Buchsgarten im Juni 2012

Der Beginn

Aber zurück ins Jahr 2009. Der Beginn war etwas unorthodox. Nicht die Pflanzflächen wurden vom Rasen befreit, sondern die künftigen Wege. Das Natursteinpflaster sollte aus unserem großen Vorrat an Feldsteinen entstehen.

Man beachte den hässlichen Lampenspargel in der Mitte. Grundstruktur des Wegs abstechen, Rasenplacken entfernen, etwas glätten und los geht es direkt mit der Steinlegerei in unseren sandigen Geestboden.  Zack, ist die hässliche Lampe weg und durch einen Bodenstrahler ersetzt worden. Dieser ist im Lauf der Jahre leider stromlos geworden, womöglich haben Mäuse das Zuführungskabel zerstört, aus der Fortsetzung nach hinten kommt nämlich auch kein Strom mehr.  Die größte Belohnung für die fleißige Steinsetzerin ist dann das Versenken des Buchsnachschubes im Boden. Angießen und einfach freuen. Nun wachst mal gut!

Schön verteilen im Beet und dann mal ran. 

Der Weiterbau des Buchsgarten

Der Winter kommt, der Weiterbau pausiert. Im März 2010 geht es endlich weiter. So sieht es im Juli aus:Buchsgarten Juli 2010

Stück für Stück arbeite ich mich nach hinten vor, bis mir die Steine ausgehen.

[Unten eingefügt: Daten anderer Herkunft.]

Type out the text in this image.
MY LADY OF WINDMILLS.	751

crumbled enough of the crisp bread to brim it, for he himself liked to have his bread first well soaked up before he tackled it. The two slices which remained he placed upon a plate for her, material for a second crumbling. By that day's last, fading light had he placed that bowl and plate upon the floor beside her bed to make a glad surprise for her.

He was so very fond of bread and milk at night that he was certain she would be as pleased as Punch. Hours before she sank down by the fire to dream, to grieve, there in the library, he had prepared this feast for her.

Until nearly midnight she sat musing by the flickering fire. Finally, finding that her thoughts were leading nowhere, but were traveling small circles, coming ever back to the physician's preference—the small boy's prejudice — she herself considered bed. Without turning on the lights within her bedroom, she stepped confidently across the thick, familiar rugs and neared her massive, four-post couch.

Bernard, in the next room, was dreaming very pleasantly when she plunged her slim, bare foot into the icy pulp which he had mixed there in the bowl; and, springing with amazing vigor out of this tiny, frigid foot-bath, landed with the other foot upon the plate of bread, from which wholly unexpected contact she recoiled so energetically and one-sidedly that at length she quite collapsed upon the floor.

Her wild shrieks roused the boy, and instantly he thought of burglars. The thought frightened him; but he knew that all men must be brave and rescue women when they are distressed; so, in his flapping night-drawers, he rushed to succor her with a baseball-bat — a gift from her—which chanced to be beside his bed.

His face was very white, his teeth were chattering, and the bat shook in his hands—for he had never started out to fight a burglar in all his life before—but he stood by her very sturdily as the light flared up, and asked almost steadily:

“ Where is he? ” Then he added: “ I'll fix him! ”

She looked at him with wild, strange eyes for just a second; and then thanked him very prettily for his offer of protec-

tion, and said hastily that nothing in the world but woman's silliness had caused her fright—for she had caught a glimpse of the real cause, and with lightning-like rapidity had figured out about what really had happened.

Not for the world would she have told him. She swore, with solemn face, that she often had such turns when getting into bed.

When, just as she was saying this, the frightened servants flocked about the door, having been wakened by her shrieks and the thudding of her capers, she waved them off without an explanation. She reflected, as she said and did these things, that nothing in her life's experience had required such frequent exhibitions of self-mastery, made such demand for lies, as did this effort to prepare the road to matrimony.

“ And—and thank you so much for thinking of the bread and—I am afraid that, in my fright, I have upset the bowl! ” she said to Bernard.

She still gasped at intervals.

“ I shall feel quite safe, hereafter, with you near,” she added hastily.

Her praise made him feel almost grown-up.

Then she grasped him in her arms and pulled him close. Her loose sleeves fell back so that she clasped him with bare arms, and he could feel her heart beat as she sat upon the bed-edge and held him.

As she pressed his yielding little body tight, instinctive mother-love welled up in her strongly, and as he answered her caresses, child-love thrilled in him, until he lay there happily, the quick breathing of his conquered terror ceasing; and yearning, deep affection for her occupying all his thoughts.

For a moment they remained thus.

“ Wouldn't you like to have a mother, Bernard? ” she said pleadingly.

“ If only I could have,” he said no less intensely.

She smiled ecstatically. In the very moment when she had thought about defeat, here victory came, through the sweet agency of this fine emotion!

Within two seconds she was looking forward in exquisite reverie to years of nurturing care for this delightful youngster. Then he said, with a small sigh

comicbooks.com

Buchsgarten im Juli 2011, fast fertig! Den Querweg kann ich gerade noch fertigstellen, die letzte Gerade wird ersatzweise mit Quadersteinen belegt.

Feldsteinmangel und Müßiggang

Steine habe ich immer noch nicht genug gesammelt, aber manchmal will die Gärtnerin auch nur die schöne Stimmung am Abend genießen.

Abendstimmung Juli 2012

Fertigstellung

Ein Jahr später ist endlich auch das letzte Wegstück  mit Feldsteinen belegt und das Unkraut bahnt sich munter seinen Weg durch die Fugen.

Buchsgarten im Juni 2015

Die Freude am fertigen Buchsgarten überwiegt die jährliche Qual, die Fugen ein wenig von Quecken & Co. zu befreien. Links sieht man schon den Baubeginn des künftigen Senkgartens (Fläche abgeplackt).

Der neue “Nachbar”

Im Jahr 2017 wird nebenan der Senkgarten fertig, hier noch mit dem anfangs steril anmutenden neuen Schotter. Der Essigbaum steht noch, aber das wird “Sebastian” bald ändern.

Juli 2017

Auch im Hintergrund ist viel passiert. Die Buchenhecke vorm Gerätehaus wächst wunderbar, der Gemüsegarten ist mir eine Freude und überhaupt ist nun nicht mehr viel Platz im Garten.

Juni 2018

Ach ja, seit 2014 haben wir auch einen Naturteich, der hier nicht zu sehen ist. ich bin sehr zufrieden mit unserem Buchsgarten, auch wenn von den Rosen, die ihn zum Rosengarten machen sollten, nicht alle wirklich gut wachsen und einige bereits entfernt wurden.

Der Niedergang

In 2018 haben wir das erste Mal den Buchsbaumzünsler zu Besuch, minimale Fraßschäden sind zu sehen. Ich kontere mit Algenkalk, ein teures, staubiges und mühsames Unterfangen. Der Kalk hat dem Buchs vermutlich grundsätzlich gut getan und so retten wir uns ins Folgejahr

Juni 2019

Der Buchbaumzünsler schlägt zu

Wenn ich mit Algenkalk den Kampf hätte weiterführen wollen, hätten ich nach jedem Abwaschen durch Regengüsse neu kalken müssen, das steht in keinem Verhältnis. Der Rest Algenkalk ist aufgebraucht, der Zünsler lacht sich ins Fäustchen

das blanke Elend im August 2019

Zum Glück sind die Schäden in 2019 nur am kleinen Beet links hinter schlimmer, der Rest sieht noch einigermaßen aus.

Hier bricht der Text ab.